Il ministro delle Imprese e del Made in Italy Adolfo Urso giovedì ha dichiarato che occorre “riaprire le miniere” perché l’Italia possiede 16 delle 34 materie prime critiche per la loro “rilevanza nella transizione ecologica e digitale”. I veicoli elettrici e la transizione green hanno bisogno di grandi quantità di metalli come rame, nickel, cobalto, litio, alluminio, titanio, argento, terre rare. Servono per le batterie, per i pannelli solari, per le pompe di calore e per i magneti delle pale eoliche; servono in fretta e in grandi quantità. L’Unione europea, tanto più dopo l’esperienza russa, vuole aumentare la propria indipendenza in un settore che è strategico. Niente è meglio, in questa ottica, di una miniera dentro i confini patri.<
La chiusura delle miniere italiane si è prodotta per un mix di ragioni economiche e ambientali perché l’attività mineraria è estremamente impattante per il territorio. soprattutto se deve competere con quelle dei Paesi in via di sviluppo che hanno a disposizione territori enormi, tendenzialmente poco abitati e che non vanno troppo per il sottile sulle norme ambientali. L’Italia ha una densità abitativa sopra la media europea senza considerare che, a differenza di altri Paesi, è un continuo susseguirsi di montagne e colline. Appena ha potuto si è messa a cercare gas e petrolio e ha chiuso le miniere. Ognuno può informarsi su quante tonnellate di terra e di roccia occorra muovere e su quanti metri cubi di acqua servano per estrarre i metalli dal sottosuolo. Per produrre una tonnellata di litio, di cui il Lazio sarebbe ricco, possono servire anche più di 2 milioni di litri d’acqua. Questo mentre si mette in prima pagina lo scandalo delle perdite degli acquedotti. Per avere la stessa produzione dell’ultima centrale nucleare aperta in Europa, in Finlandia, servono mille pale eoliche e 500 chilometri quadrati di spazio.

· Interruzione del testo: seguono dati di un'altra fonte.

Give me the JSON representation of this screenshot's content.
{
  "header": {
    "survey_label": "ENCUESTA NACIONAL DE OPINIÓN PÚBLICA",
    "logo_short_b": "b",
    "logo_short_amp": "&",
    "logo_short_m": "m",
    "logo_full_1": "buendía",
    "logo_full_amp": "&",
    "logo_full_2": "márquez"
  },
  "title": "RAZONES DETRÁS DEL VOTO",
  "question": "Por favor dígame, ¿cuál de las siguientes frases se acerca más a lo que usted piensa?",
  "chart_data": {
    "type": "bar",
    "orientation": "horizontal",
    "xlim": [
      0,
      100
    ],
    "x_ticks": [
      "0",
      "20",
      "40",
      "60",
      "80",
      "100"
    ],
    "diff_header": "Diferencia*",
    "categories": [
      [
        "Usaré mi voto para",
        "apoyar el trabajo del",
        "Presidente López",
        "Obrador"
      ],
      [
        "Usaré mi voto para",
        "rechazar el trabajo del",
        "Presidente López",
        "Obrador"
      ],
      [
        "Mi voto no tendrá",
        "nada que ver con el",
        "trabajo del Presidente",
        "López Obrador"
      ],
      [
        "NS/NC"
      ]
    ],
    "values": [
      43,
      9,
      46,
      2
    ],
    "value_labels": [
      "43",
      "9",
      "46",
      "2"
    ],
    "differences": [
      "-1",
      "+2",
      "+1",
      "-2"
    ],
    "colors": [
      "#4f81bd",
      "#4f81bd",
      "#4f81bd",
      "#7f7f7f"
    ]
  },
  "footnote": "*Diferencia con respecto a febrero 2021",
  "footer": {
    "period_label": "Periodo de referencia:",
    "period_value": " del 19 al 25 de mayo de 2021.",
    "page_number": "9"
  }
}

Questa rivoluzione verde è strana: non si spaventa di un campo coltivabile ricoperto di pannelli solari, ma pretende la chiusura di un pozzo di gas a qualche chilometro dalle coste; chiude il nucleare, che ha un consumo di suolo per energia prodotta ridicolo, ma lavora per la riapertura delle miniere; vuole reinserire gli orsi nel loro territorio naturale e nel frattempo usa l’arco alpino o appenninico per l’estrazione del titanio o dell’alluminio. Vuole che i fiumi siano liberi di scorrere e che si ripristino acquitrini e paludi, ma scava chilometri per tirare fuori nickel e argento.
È questo quadro che dovrebbe preoccupare gli italiani. Tanto quanto l’apertura di nuovo pozzo di gas, di un nuovo inceneritore o di una centrale nucleare è destinato a scontrarsi con un’opposizione dura tanto facilmente, sotto la spinta della “rivoluzione green”, verranno concessi autorizzazioni che fino a cinque anni fa sarebbero state considerate lunari.
C’è poi un secondo elemento che varrebbe la pena di considerare. Da quanto si scopre una miniera di rame, per esempio, a quando si mette in produzione non servono meno di sette anni. Più si cerca di conciliare l’attività mineraria con l’ambiente, più i tempi si dilatano e i costi salgono. Il passaggio all’elettrico e la fine degli idrocarburi per cinquecento milioni di consumatori europei assolutamente convinti di non perdere, se non in misura marginale, il loro tenore di vita e i loro consumi implica investimenti colossali e una lunga fase di transizione che non si capisce bene come si dovrebbe traguardare soprattutto se, nel frattempo, ci si libera di energia consolidata ed economica. L’attività estrattiva è energivora al massimo. Due decenni di alta inflazione, date queste premesse, sono la scommessa più a porta vuota della storia.
Più passa il tempo, più emerge la mancanza di buon senso della transizione che risponde a un’ideologia che non tiene conto della realtà economica e, nemmeno, di quella ambientale. I conti con la realtà, nel caso specifico, prenderanno la forma di black out, povertà energetica e mancanza di libertà di movimento. Nemmeno avremo la consolazione, anzi, di aver “salvato l’ambiente”.